I was sitting at my favorite local waterfront “conference center” (aka marina pub) late last summer swapping solutions to the world’s problems and spinning boating yarns, truthful and not, with some friends.
Eventually the topic turned to the two inevitabilities of boating: seasickness and groundings, specifically debating their terms and euphemisms: Does one actually need to lose one’s cookies to be considered seasick or does mere nausea qualify? Is a grounding really a grounding if you aren’t actually stuck—hard aground—or does that most delicate of terms “touching bottom” fill the bill?

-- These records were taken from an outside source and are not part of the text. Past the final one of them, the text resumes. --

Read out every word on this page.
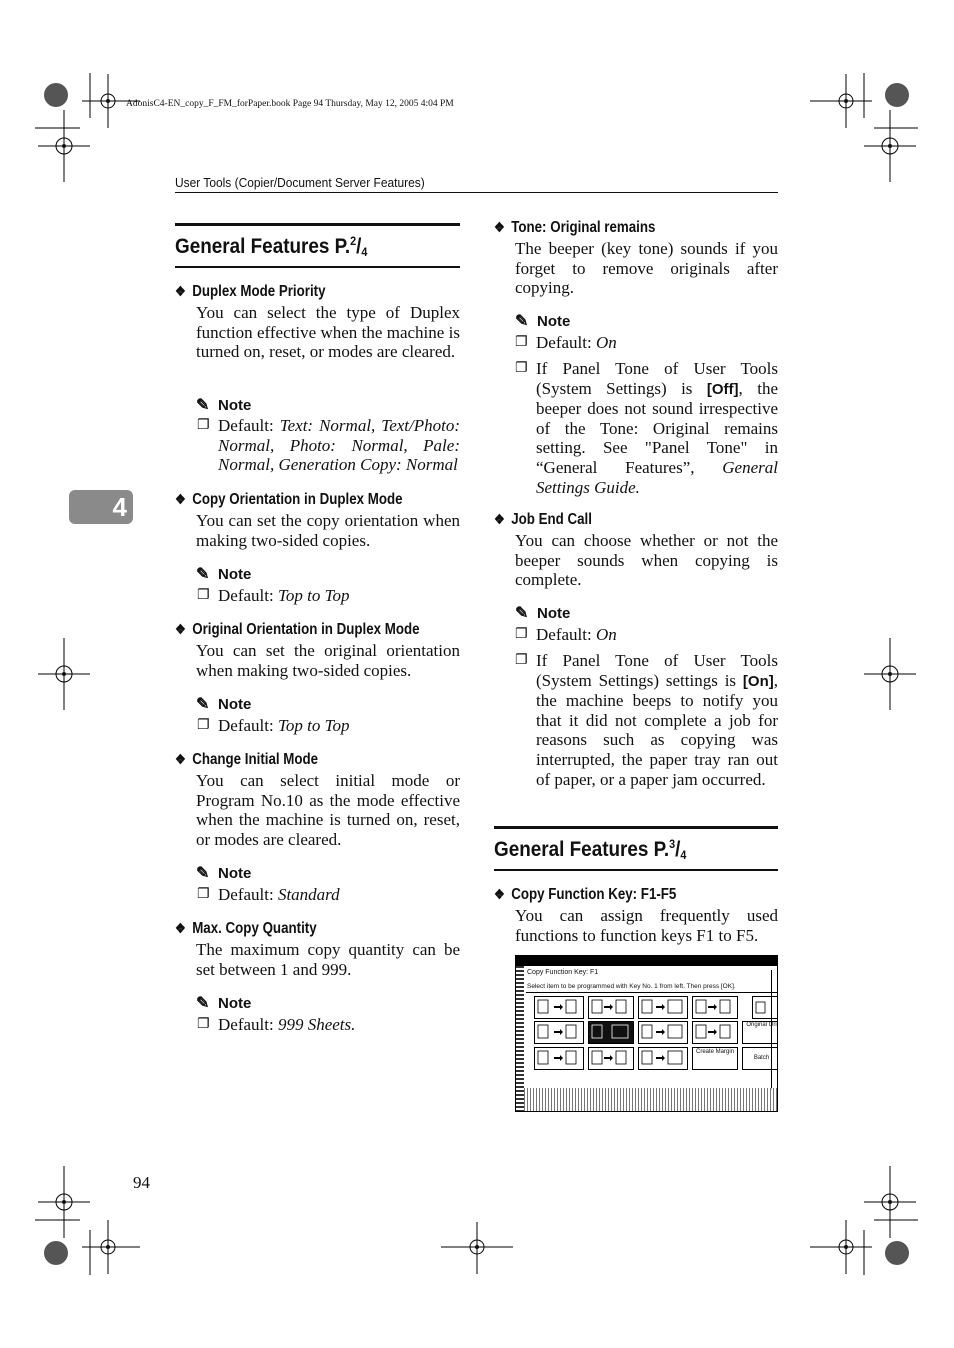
AdonisC4-EN_copy_F_FM_forPaper.book Page 94 Thursday, May 12, 2005 4:04 PM
User Tools (Copier/Document Server Features)
4
94
General Features $P.^2/_4$
❖ Duplex Mode Priority
You can select the type of Duplex function effective when the machine is turned on, reset, or modes are cleared.
✎ Note
❐ Default: Text: Normal, Text/Photo: Normal, Photo: Normal, Pale: Normal, Generation Copy: Normal
❖ Copy Orientation in Duplex Mode
You can set the copy orientation when making two-sided copies.
✎ Note
❐ Default: Top to Top
❖ Original Orientation in Duplex Mode
You can set the original orientation when making two-sided copies.
✎ Note
❐ Default: Top to Top
❖ Change Initial Mode
You can select initial mode or Program No.10 as the mode effective when the machine is turned on, reset, or modes are cleared.
✎ Note
❐ Default: Standard
❖ Max. Copy Quantity
The maximum copy quantity can be set between 1 and 999.
✎ Note
❐ Default: 999 Sheets.
❖ Tone: Original remains
The beeper (key tone) sounds if you forget to remove originals after copying.
✎ Note
❐ Default: On
❐ If Panel Tone of User Tools (System Settings) is [Off], the beeper does not sound irrespective of the Tone: Original remains setting. See "Panel Tone" in “General Features”, General Settings Guide.
❖ Job End Call
You can choose whether or not the beeper sounds when copying is complete.
✎ Note
❐ Default: On
❐ If Panel Tone of User Tools (System Settings) settings is [On], the machine beeps to notify you that it did not complete a job for reasons such as copying was interrupted, the paper tray ran out of paper, or a paper jam occurred.
General Features $P.^3/_4$
❖ Copy Function Key: F1-F5
You can assign frequently used functions to function keys F1 to F5.
Copy Function Key: F1
Select item to be programmed with Key No. 1 from left. Then press [OK].
Original Ori
Create Margin
Batch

When the Buffalo wings arrived, the mal de mer debate understandably ceased, and we began swapping tales of going where the water wasn’t. Somewhere around the time the fritters showed up, someone offered this comment: “Did you ever notice that people go aground coming back in a lot more often than they do going out?” General derision soon morphed into a reluctant acceptance and then into an energetic embrace of this as everyone remembered how many more late-day mishaps they had endured than early ones. Various explanatory theories were proffered, including the influences of fatigue and alcohol, the diminution of natural light, and something about sunspots.
A few days later, in a more contemplative venue, I pondered this phenomenon—especially since it seemed to jibe with my experience. I did a little research and came across an article in The New York Times about something called “decision fatigue.” The article is long and quite involved but the topic is fascinating and worth looking into if you are regularly called upon to make multiple serial decisions, as is a captain. The upshot—and I’m really simplifying here—is, to quote the article, “You can’t make decision after decision without paying a biological price.” The article goes on to point out that decision fatigue is different from physical fatigue in that you’re not consciously aware of it. Furthermore, the more choices you’re called upon to make in a given day, the more likely you are to suffer from decision fatigue, the more serious it is likely to be, and the more likely you are to take shortcuts. Shortcuts manifest themselves in two ways: being reckless or doing nothing, neither of which work well on a boat when you’re trying to find your way back to port.
The study’s most important finding is that you can’t avoid decision fatigue, short of off-loading decisions to others—which of course is itself a decision. Indeed every decision counts. Whether you’re trying to figure out which lure to use or which swimming trunks to wear, you’ve only got so much mental energy.